Der Obwaldner Baudirektor Hans Matter ist überzeugt, dass nur gute Steuerzahler in die Sonderzonen ziehen werden. Alle anderen könnten sich dies gar nicht leisten.

«Wer sich eine solche Wohnlage leisten kann, bringt automatisch einen volkswirtschaftlichen Nutzen»: Der Obwaldner Baudirektor Hans Matter.
«Wer sich eine solche Wohnlage leisten kann, bringt automatisch einen volkswirtschaftlichen Nutzen»: Der Obwaldner Baudirektor Hans Matter.
Keystone

Herr Matter, wer darf in Obwalden künftig ein Grundstück in den geplanten Zonen mit hoher Wohnqualität erwerben?

Jede Person, die genügend Geld hat, um sich Land an einer der vorgesehenen, attraktiven Wohnlagen zu leisten.

In der Botschaft der Regierung steht aber, dass die Käufer darüber hinaus Voraussetzungen erfüllen müssen.

Wir wollen, dass die Bewohner der Zonen mit hoher Wohnqualität dem Kanton einen volkswirtschaftlichen Nutzen bringen. Sie sollen gute Steuerzahler sein oder in Obwalden neue Arbeitsplätze schaffen. Der Markt regelt diese Voraussetzungen aber von selbst. Wer sich eine solche Wohnlage leisten kann, bringt automatisch einen volkswirtschaftlichen Nutzen. Der Kanton muss nicht eingreifen.

Wie garantieren Sie, dass alle Bewohner der Zonen hohe Steuererträge oder Arbeitsplätze bringen? Jemand, der viel geerbt hat, aber wenig verdient, zahlt zum Beispiel kaum Steuern, kann sich das Land aber leisten.

Das sehe ich anders. In einer teuren Liegenschaft fallen hohe Wohnkosten an. Diese können nur Menschen aufbringen, die wirtschaftlich aktiv sind. Damit ist garantiert, dass sie dem Kanton einen Nutzen bringen. Wir wollen überdies verhindern, dass sich bei uns Menschen niederlassen, die nur aus steuerlichen Gründen kommen. Die Zuzüger sollen tatsächlich hier wohnen und sich mit Obwalden identifizieren. Mit den Zonen mit hoher Wohnqualität verhindern wir, dass Obwalden zu einem Hort von Schlafvillen wird.

Warum will der Kanton erst in den Verhandlungen mit einem Käufer festlegen, welche Voraussetzungen für die Überbauung in der Zone für Reiche gelten?

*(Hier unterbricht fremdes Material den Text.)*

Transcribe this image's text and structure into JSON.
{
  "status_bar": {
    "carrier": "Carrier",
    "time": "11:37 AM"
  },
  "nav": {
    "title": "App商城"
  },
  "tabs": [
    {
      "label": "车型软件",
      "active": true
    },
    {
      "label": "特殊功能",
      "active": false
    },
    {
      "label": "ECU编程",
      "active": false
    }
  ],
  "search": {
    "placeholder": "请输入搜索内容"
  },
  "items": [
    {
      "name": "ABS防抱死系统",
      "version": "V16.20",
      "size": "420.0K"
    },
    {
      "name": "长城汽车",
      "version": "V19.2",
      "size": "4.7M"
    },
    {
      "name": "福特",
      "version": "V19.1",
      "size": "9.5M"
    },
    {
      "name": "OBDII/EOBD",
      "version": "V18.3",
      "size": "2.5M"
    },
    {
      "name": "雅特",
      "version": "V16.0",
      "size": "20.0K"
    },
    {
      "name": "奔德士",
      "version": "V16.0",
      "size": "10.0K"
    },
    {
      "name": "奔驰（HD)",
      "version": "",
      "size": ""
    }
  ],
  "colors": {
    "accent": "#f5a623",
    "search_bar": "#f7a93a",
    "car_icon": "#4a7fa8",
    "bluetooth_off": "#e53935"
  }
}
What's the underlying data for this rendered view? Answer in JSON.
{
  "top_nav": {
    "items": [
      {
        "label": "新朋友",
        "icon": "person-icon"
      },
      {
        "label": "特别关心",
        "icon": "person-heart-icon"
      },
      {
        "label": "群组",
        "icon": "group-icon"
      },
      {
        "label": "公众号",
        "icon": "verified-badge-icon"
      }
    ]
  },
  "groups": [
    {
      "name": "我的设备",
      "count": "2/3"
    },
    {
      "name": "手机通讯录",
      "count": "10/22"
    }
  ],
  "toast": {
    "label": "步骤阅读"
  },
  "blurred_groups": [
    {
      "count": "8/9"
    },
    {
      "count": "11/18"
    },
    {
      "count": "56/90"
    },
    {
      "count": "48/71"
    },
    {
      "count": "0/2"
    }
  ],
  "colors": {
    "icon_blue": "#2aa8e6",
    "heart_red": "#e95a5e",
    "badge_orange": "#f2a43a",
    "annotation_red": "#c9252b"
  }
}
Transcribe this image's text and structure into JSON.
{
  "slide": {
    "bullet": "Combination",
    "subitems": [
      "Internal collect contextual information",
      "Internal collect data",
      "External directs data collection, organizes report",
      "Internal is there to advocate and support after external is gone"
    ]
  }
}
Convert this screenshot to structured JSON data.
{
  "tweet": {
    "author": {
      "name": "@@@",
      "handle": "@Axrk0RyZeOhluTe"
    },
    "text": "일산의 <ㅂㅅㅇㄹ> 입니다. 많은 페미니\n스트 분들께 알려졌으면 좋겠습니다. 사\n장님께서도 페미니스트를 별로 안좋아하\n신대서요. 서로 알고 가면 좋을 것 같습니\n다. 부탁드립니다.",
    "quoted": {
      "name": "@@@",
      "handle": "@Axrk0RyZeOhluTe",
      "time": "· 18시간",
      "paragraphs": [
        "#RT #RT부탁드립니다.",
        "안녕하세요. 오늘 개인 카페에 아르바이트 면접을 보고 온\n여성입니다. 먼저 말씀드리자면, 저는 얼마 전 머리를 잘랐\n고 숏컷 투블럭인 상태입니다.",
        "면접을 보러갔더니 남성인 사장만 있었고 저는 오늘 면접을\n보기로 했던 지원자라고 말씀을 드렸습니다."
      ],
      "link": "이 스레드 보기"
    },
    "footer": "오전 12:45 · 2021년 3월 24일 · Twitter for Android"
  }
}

Wir haben dieses Vorgehen gewählt, weil wir die Landschaft schützen wollen. Jede Geländekammer ist einzigartig. Darum möchten wir bei der Gestaltung der Aussenräume mitreden. Es sollen beispielsweise nicht lauter exotische Pflanzen bei uns stehen.

Gibt es keine Gefahr, dass der Kanton nicht mehr genau hinschaut, wenn ein milliardenschwerer Superreicher bauen will?

Überhaupt nicht. Meiner Erfahrung nach haben gerade vermögende Menschen ein grosses Interesse, dass die Landschaft in ihrer Wohnumgebung intakt bleibt.